Goathland village is 500 feet above sea level and has a history extending from Viking times. The name Goathland is probably a corruption of 'good land'. Alternatively, it may come from 'Goda's land', Goda being an Old English personal name. In 1109, King Henry I granted land to Osmund the Priest and the brethren of the hermitage of Goathland, then called Godelandia, for the soul of his mother Queen Matilda, who had died in 1083. This is recorded in a charter held at Whitby Abbey. The village was a spa town in the 19th century. There are many hotels and guest houses in the village. The largest, the Mallyan Spout Hotel, is named after a nearby waterfall. There is a caravan site, reached by driving along the track which is the site of the older railway route, 1835 to 1860.
Much of the surrounding land is owned by the Duchy of Lancaster. The Duchy's tenants have a common right extending for hundreds of years to graze their black faced sheep on the village green and surrounding moorland.

''Heartbeat'' connection

The village was the setting of the fictional village of Aidensfield in the Heartbeat television series set in the 1960s. Many landmarks from the series are recognisable, including the stores, garage/funeral directors, the public house and the railway station. The pub is called the Goathland Hotel, but in the series is the Aidensfield Arms. After filming interior shots in the hotel for some years, a replica of it was built in Yorkshire TV's Leeds studio.

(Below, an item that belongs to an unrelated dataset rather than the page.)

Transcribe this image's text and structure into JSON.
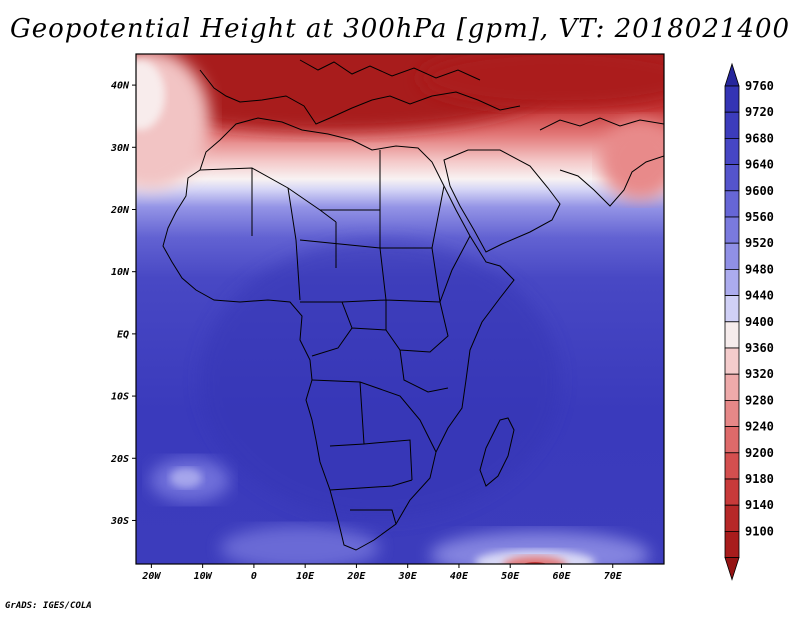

North Yorkshire Moors Railway

is on the North Yorkshire Moors Railway. The railway is run by a charitable trust with some paid staff but is mostly operated by volunteers, running nearly all the year including Christmas. It carries more than 250,000 passengers a year and is the second-longest preserved line in Britain. It links Grosmont in the north with Pickering in the south, along the route of the Whitby - Pickering line built by George Stephenson in 1835 and upgraded in 1865. From 2007 some trains on the railway were timetabled to run to Whitby and in March 2014 work began in Whitby station to replace a platform and allow more North Yorkshire Moors Railway services to be timetabled Whitby - Pickering.
Goathland railway station was used as the location for Hogsmeade railway station in the Harry Potter films, and the line filmed for Harry's journey.

Appearance in literature

As well as serving as the location for the fictional village of Aidensfield, Goathland features in its own right as an important setting in Dan Chapman's 2014 dystopian, futuristic novel Closed Circuit. Forming a setting for the denouement of the novel, it is explained that the antagonist owns the entire village, and the nearby MoD site serves as a base for his operations. Goathland also features in "Ice", a novel by Australian writer Louis Nowra.